La suspension du plan Écophyto, « un scandale sanitaire »
Chez les associations de protection de l’environnement, la « mise à l’arrêt » du plan Écophyto jusqu’au prochain Salon de l’Agriculture cristallise l’essentiel des critiques : « Nous rejetterons toute participation à une nouvelle dynamique Écophyto dont l’indicateur serait biaisé et donnerait une vision tronquée de la dépendance de l’agriculture française aux pesticides », estime François Veillerette, porte-parole de Générations Futures. Il s’agit d’une erreur politique majeure car si la question du revenu agricole est une vraie question pour un certain nombre d’agriculteurs, ce n’est pas en sacrifiant l’environnement et les ressources naturelles qu’on règlera ce problème, bien au contraire ». « C’est un scandale sanitaire, une régression grave pour la santé des citoyen.ne.s », renchérit France Nature Environnement. La fédération s’inquiète, en outre, des dérogations faites sur les zones humides et les jachères qui, selon elle, « vont avoir un effet très négatif sur la biodiversité, sans changer grand chose aux revenus des agriculteurs et agricultrices ».
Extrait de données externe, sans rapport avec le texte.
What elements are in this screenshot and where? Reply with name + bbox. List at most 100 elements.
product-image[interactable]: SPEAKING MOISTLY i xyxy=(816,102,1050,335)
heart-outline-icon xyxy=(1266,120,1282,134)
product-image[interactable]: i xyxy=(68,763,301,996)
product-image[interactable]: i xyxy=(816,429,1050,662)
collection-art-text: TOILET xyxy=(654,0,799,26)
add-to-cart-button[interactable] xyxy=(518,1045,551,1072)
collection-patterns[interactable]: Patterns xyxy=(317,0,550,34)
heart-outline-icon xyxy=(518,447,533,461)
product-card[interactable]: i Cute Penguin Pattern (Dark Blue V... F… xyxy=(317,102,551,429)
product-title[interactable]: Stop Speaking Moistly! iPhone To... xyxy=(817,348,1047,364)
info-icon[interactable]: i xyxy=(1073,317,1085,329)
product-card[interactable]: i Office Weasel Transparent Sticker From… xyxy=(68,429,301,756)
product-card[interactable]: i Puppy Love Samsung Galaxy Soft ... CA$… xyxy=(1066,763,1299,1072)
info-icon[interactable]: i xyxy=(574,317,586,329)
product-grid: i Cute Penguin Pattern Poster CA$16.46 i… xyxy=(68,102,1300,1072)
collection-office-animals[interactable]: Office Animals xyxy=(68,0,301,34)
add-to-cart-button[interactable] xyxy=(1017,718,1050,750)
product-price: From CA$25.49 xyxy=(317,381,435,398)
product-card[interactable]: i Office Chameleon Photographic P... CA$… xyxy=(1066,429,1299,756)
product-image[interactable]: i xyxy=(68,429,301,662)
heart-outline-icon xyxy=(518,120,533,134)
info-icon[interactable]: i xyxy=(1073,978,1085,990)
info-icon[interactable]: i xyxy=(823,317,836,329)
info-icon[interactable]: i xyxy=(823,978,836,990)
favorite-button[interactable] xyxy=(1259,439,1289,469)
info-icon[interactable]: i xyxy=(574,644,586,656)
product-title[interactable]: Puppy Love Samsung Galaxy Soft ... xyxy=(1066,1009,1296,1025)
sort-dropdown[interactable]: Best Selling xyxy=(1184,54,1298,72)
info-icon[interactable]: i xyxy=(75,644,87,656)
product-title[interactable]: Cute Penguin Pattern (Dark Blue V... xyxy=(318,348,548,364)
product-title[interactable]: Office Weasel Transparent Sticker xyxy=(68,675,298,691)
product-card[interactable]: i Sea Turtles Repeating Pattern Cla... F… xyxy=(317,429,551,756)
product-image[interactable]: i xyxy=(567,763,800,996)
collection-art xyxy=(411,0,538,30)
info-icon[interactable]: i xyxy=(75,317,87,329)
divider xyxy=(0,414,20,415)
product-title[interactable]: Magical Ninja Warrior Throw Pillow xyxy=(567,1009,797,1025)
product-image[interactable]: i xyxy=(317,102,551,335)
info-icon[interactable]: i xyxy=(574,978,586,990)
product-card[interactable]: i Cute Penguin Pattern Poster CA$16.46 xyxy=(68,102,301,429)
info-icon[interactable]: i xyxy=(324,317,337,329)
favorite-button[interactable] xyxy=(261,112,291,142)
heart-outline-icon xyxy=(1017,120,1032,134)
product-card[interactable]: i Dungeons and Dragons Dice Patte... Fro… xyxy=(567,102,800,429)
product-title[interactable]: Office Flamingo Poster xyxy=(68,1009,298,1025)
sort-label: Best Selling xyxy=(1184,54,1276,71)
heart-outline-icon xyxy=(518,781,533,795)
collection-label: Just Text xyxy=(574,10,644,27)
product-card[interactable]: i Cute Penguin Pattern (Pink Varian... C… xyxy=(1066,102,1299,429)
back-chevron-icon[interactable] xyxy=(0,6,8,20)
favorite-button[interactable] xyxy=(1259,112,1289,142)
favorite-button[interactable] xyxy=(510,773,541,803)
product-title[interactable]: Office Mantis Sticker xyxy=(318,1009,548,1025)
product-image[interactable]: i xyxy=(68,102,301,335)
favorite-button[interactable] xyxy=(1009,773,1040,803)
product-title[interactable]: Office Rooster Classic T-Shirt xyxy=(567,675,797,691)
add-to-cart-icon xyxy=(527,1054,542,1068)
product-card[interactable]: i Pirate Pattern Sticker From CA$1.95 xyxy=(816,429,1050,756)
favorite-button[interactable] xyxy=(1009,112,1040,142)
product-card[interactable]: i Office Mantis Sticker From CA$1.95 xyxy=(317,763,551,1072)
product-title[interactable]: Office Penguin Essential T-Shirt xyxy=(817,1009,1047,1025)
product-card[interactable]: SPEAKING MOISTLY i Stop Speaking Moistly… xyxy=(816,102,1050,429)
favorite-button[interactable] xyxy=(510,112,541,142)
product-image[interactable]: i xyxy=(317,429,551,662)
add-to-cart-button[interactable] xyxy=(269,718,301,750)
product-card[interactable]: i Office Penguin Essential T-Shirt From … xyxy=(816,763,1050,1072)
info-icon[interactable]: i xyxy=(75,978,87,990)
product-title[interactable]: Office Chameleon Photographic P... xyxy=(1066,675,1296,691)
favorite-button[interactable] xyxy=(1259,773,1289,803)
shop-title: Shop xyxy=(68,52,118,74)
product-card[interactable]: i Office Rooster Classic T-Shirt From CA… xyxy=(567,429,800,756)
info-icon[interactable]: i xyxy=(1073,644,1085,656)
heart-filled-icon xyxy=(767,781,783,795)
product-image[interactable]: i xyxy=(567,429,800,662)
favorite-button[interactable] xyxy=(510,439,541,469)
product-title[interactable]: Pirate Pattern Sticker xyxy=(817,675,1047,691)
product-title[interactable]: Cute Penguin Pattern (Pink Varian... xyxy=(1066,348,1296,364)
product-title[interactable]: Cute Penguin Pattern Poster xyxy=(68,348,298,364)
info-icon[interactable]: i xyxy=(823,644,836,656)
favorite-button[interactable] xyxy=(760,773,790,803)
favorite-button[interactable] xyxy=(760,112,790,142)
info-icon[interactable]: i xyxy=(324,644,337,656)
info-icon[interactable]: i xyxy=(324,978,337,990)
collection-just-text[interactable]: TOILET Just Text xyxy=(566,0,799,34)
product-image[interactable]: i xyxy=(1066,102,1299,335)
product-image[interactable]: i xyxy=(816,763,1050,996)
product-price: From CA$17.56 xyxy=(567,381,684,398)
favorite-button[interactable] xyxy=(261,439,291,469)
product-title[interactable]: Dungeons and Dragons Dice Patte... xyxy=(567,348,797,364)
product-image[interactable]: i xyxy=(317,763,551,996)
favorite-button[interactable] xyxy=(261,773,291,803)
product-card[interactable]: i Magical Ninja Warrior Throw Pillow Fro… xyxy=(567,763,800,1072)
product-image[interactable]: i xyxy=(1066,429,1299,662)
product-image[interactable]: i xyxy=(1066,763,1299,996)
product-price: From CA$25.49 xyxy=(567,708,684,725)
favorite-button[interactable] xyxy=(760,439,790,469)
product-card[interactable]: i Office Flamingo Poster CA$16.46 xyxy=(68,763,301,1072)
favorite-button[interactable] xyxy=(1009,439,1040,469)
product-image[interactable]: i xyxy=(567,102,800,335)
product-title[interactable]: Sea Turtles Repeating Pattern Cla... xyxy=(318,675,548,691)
« Pour le gouvernement, la seule réponse à apporter à la colère paysanne est un retour 15 ans en arrière, à l’époque sinistre où le dérèglement climatique ne préoccupait pas les acteurs économiques internationaux », constate pour sa part l’association Agir pour l’environnement. Allain Bougrain-Dubourg, président de la Ligue pour la protection des oiseaux, ne se montre pas plus tendre avec l’exécutif : « En mettant dos à dos la protection de l’agriculture et celle de la nature, le gouvernement créé un écran de fumée qui occulte les véritables problèmes des paysans, avant tout d’ordre économique et liés au modèle ultra-libéral de production alimentaire détruisant la biodiversité depuis plus d’un demi-siècle ». Même constat pour le Syndicat national de l’environnement (SNE-FSU), pour lequel ces « mesures aux accents très libéraux visant à affaiblir le cadre de protection environnementale et toujours mieux satisfaire aux lois du marché ».
Quelles conséquences ces annonces auront-elles sur les manifestations paysannes ? Si la Confédération paysanne a affirmé son souhait de poursuivre le mouvement de colère, la FNSEA et les JA ont d’ores et déjà appelé à « suspendre les blocages » afin de passer à « une nouvelle forme de mobilisation ». Avec, comme impératif, que des premiers résultats soient observés dès fin février, au moment du Salon de l’Agriculture.